MATERIALS AND METHODS
Experimental animals and groups
Sixty-four Wistar male rats with the weight range of 220-250 g were purchased from Pasteur institute (Tehran-Iran). The animals were kept in the temperature of 24 ± 2° C under controlled environmental conditions, 12/12 h light/dark cycle and free access to water and food. All experiments were carried out according to the guidelines of German protection of animal act (Deutsches tiers chutzges etz, BGBI 1998 pant I no 30, S.1109 ff). The rats were randomly divided in eight groups (1- saline-saline, 2- ptz-saline, 3- saline-extract 0.1 g/kg, 4- saline-extract 0.5 g/kg, 5- saline-extract 1 g/kg, 6- ptz-extract 0.1 g/kg, 7- ptz-extract 0.5 g/kg, 8- ptz-extract 1 g/kg) (n=8).
Preparation of extract
Boswellia serrata was purchased from a traditional medicine center and was identified and authenticated by a botanist. 100 g of the dry powder of frankincense resin was soaked in 1000 ml boiled water. This solution was gently heated for one h and centrifuged to obtain a clear smell. Twenty-four g of the dry extract was obtained from every 100 g of powder. This extract was dissolved in normal saline and injected intraperitonealy (i.p.) to the animals (17).
Kindling method
Kindling seizures were induced by repetitive i.p. injections of PTZ (25 mg/kg, 1 ml/kg) every 15 min, but the total dose did not exceed 75 mg/kg (three injections) (18). Control animals received normal saline instead. Immediately after injection, the incidence of the seizures activity of rats was observed in an isolated Plexiglas box for 45 min. The severity of the seizures was evaluated using five-score scale (19). 0: no change in behavior, 1: contraction of the face and hands’ muscles, 2: diffusion of contractile wave around the body, 3: myoclonic jerks and standing on two feet, 4: tonic-clonic attacks and falling on the side, 5: tonic-clonic attacks and falling on the back.

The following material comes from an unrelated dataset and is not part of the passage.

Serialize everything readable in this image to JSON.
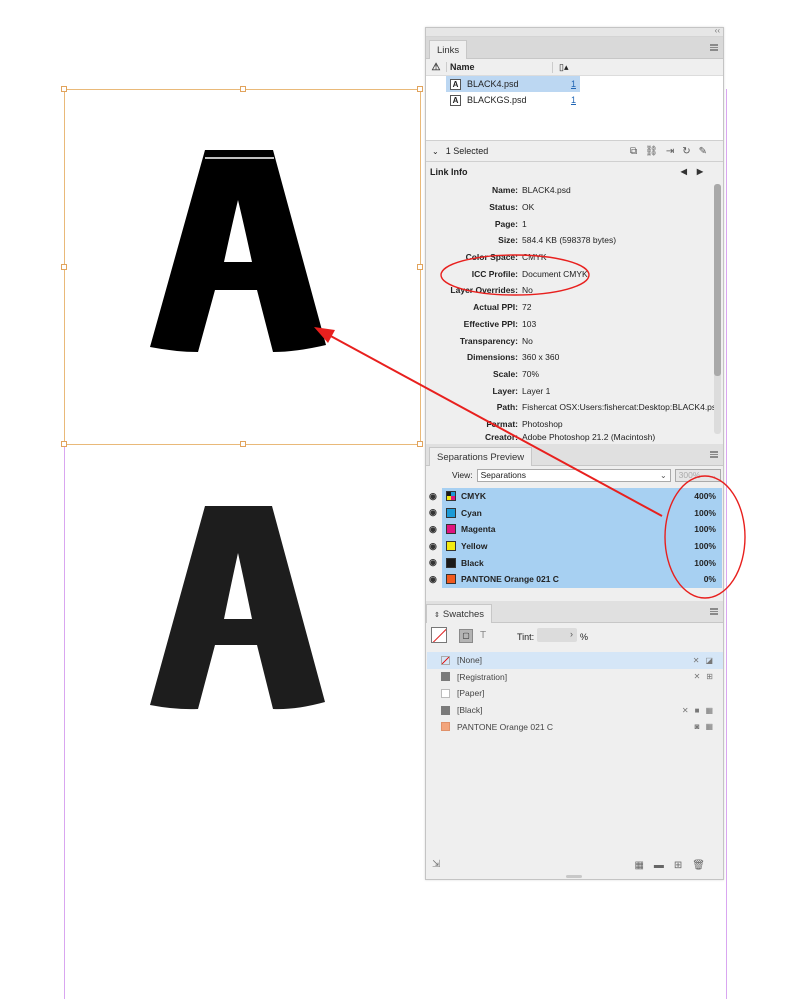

Only the animals which reached stages 4/5 were selected for the experiments. LD50 (2 g/kg) has been reported for Boswellia extract in mice and rats (20). The first extract injection was done in the first day 45 min after the PTZ or normal saline administration. The extract was administered to each group (n=8) in specified doses (0, 0.1, 0.5 or 1 g/kg, 1 ml/kg) in the second and third days as well.
Shuttle box
Twenty-four h later, the passive-avoidance learning ability of animals were evaluated using shuttle-box apparatus. The apparatus consisted of two separate chambers (20 × 30 × 20 cm3) separated by a guillotine door through which the animal can pass when it is open. The walls and floor of one of the chambers were white (light chamber) while those of the other one was black (dark chamber). The both chambers’ floor was covered by parallel metal bars through which electric stimulation with desired voltage and time could be delivered to animals’ feet using the stimulator attached to them. Passive-avoidance learning was evaluated in three stages based on a routine method. In summary, the passive avoidance task is a fear-aggravated test used to evaluate learning and memory in rodent models of CNS disorders. In this test, subjects learn to avoid an environment in which an aversive stimulus (such as a foot-shock) was previously delivered (21).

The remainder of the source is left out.